Sonn was born in Oudtshoorn, 350 km east of Cape Town, Cape Province in what was then the Union of South Africa, one of seven brothers. He was educated at Belgravia Senior Secondary School, and read law at the University of the Western Cape. He became an attorney and advocate. He worked as a public prosecutor, and as a legal adviser to the South African Police Service, becoming a senior counsel, acting judge, and deputy director of public prosecutions. He was previously chief executive officer of a forensic investigation company.
He formed and headed the Directorate of Special Operations, (nicknamed the Scorpions) responsible for investigating serious offences, including organised crime and drug trafficking.
Sonn played as an off-spinner for Maitland and Parow Cricket Union. He never played first-class cricket. He started out in cricket administration at his local club in Belville, in Cape Town, because he was virtually the only person at the club who could read and write, moving on to become vice president of the non-white Western Province Cricket Board under Hassan Howa from 1974 to 1983, and then president from 1990 to 1992. He was also a vice-president of the racially segregated South African Cricket Board.
Sonn played a crucial role when South Africa returned to world cricket after the fall of apartheid in 1991, and was president of the United Cricket Board of South Africa for three years until 2003. He also served on the UCB's management committee.
He advocated the quota system, to increase the representation of non-white players in the South African cricket team. He overruled the selectors in 2002, directing that (non-white) Justin Ontong should play against Australia instead of (white) Jacques Rudolph. [1]
Sonn became vice-president of the ICC in 2004, and was due to succeed Ehsan Mani as the sixth president of the ICC in June 2005, but Mani's term of office was extended by one year, and Sonn finally took office in 2006. His two year term had been extended by an additional year in March 2007 when the ICC was unable to decide between David Morgan and Sharad Pawar as his successor.
In failing health, he took little part in the 2007 Cricket World Cup after delivering a speech at the opening ceremony in Jamaica.
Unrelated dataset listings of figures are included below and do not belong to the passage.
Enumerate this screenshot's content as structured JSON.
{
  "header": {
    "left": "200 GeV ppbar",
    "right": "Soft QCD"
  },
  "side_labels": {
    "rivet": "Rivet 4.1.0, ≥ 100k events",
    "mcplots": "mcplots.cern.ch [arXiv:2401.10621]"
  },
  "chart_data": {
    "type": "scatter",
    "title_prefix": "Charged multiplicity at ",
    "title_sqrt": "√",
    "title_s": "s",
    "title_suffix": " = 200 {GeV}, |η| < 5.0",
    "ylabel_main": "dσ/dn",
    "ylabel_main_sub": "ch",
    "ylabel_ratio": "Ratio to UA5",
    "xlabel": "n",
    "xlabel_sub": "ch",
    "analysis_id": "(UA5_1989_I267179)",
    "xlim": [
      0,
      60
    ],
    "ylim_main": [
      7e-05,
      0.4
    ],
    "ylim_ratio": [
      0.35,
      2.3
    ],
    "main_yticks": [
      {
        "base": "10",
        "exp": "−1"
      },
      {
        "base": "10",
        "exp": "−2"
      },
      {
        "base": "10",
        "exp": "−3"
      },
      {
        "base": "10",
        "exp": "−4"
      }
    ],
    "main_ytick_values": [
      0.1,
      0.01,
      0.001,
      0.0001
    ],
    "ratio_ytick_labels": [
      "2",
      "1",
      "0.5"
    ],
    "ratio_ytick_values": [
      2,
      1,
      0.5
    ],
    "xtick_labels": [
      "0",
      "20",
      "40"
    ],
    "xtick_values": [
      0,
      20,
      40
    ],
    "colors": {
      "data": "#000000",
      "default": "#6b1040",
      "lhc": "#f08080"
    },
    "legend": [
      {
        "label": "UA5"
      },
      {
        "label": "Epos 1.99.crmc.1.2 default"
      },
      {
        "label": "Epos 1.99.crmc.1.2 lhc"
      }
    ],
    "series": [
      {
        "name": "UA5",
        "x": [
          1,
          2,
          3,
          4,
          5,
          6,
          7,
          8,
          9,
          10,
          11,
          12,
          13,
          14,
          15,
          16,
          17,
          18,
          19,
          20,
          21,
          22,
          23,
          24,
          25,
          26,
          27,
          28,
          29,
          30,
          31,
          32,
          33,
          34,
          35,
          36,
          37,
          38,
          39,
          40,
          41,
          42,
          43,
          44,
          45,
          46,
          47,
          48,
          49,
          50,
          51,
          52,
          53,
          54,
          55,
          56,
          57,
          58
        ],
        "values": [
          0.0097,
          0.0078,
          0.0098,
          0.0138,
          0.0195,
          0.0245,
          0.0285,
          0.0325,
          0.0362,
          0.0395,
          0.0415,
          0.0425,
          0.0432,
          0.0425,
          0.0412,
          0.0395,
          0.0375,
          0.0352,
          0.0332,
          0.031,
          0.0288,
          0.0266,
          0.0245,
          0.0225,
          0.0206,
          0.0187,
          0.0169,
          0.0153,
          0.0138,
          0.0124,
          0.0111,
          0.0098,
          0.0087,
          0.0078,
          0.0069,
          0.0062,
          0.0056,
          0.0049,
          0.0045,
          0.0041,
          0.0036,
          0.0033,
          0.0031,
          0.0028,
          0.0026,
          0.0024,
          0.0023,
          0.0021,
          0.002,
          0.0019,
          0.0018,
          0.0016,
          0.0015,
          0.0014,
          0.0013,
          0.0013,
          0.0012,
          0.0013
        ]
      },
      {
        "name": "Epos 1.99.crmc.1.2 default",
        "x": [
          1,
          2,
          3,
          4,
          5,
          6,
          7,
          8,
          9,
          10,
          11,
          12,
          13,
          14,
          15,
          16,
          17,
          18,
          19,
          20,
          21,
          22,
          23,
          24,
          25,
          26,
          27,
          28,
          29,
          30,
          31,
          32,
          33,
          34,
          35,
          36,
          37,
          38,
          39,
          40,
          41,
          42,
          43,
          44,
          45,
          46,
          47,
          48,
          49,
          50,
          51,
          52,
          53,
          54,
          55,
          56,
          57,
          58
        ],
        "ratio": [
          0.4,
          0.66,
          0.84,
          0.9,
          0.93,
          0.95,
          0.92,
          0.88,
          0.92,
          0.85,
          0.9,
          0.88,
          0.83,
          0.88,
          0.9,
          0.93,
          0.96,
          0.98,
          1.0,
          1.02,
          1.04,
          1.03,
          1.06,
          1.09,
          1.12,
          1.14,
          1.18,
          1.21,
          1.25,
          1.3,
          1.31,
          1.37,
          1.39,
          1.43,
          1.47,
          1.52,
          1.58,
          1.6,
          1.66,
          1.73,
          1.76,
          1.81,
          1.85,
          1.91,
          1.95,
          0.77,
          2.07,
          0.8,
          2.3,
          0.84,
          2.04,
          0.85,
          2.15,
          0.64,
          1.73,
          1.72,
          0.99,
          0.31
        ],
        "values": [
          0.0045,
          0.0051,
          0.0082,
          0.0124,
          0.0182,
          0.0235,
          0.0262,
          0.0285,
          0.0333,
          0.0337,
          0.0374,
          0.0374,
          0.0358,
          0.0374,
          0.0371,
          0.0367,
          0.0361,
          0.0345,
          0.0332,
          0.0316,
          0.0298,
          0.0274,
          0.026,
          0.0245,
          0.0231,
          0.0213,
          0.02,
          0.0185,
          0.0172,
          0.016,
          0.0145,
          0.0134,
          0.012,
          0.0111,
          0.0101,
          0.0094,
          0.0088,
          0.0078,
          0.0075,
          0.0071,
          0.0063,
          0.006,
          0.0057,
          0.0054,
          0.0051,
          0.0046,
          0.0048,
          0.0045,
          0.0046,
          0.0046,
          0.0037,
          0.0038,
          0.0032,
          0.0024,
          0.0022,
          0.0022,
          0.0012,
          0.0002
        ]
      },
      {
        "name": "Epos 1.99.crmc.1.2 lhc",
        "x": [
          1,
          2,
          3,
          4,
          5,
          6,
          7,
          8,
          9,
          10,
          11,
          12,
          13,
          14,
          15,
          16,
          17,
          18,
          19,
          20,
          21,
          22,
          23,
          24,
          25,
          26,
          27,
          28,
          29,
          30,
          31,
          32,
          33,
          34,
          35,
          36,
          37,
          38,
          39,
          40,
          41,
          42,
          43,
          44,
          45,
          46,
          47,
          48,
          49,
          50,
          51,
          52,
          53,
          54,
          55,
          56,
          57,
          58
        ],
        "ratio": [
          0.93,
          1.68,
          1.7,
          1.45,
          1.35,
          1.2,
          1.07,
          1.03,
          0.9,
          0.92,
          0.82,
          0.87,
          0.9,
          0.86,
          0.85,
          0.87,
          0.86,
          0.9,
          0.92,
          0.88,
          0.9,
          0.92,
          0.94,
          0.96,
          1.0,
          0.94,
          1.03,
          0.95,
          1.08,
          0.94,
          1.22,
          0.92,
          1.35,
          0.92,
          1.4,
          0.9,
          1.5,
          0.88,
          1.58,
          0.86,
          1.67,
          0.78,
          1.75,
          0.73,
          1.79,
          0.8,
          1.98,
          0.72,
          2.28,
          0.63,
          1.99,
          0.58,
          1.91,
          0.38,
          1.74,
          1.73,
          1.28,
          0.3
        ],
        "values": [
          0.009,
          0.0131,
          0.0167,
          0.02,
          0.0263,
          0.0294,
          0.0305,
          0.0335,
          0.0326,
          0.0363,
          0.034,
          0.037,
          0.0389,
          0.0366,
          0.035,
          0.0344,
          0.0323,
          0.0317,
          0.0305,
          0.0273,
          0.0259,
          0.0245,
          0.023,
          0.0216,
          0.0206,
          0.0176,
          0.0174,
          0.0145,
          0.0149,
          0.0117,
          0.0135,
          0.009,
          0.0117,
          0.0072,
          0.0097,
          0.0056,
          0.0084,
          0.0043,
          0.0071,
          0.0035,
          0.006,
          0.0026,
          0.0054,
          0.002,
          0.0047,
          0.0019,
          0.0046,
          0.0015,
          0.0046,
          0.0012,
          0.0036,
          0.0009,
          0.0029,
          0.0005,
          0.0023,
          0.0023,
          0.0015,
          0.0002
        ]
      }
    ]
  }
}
On 22 May 2007, he was reported to be critically ill at Durbanville Medi-Clinic. He was admitted to intensive care after complications following minor colon surgery the previous day. The surgery had originally been scheduled for February. He died five days later. He was survived by his wife Sandra, and their two sons and one daughter.[2]
A controversial figure, particularly over his support for racial quotas in South African national teams, Sonn is felt by many to have been the wrong choice for leadership of the ICC, especially after he was forced to issue a public apology following allegations that he was drunk and disorderly at a 2003 Cricket World Cup game between India and the Netherlands.
According to a report in the South African newspaper Beeld, racing driver Sarel van der Merwe witnessed how Sonn "literally fell out of his pants" and staggered about among the private suites at Boland Park, where the match was being played. The newspaper quoted van der Merwe as saying: "One could see that the chairman of the England and Wales Cricket Board, who was there as his guest, was most embarrassed."[3]
Despite the incident, Sonn became an ICC vice-president in 2004, and succeeded to the presidency two years later.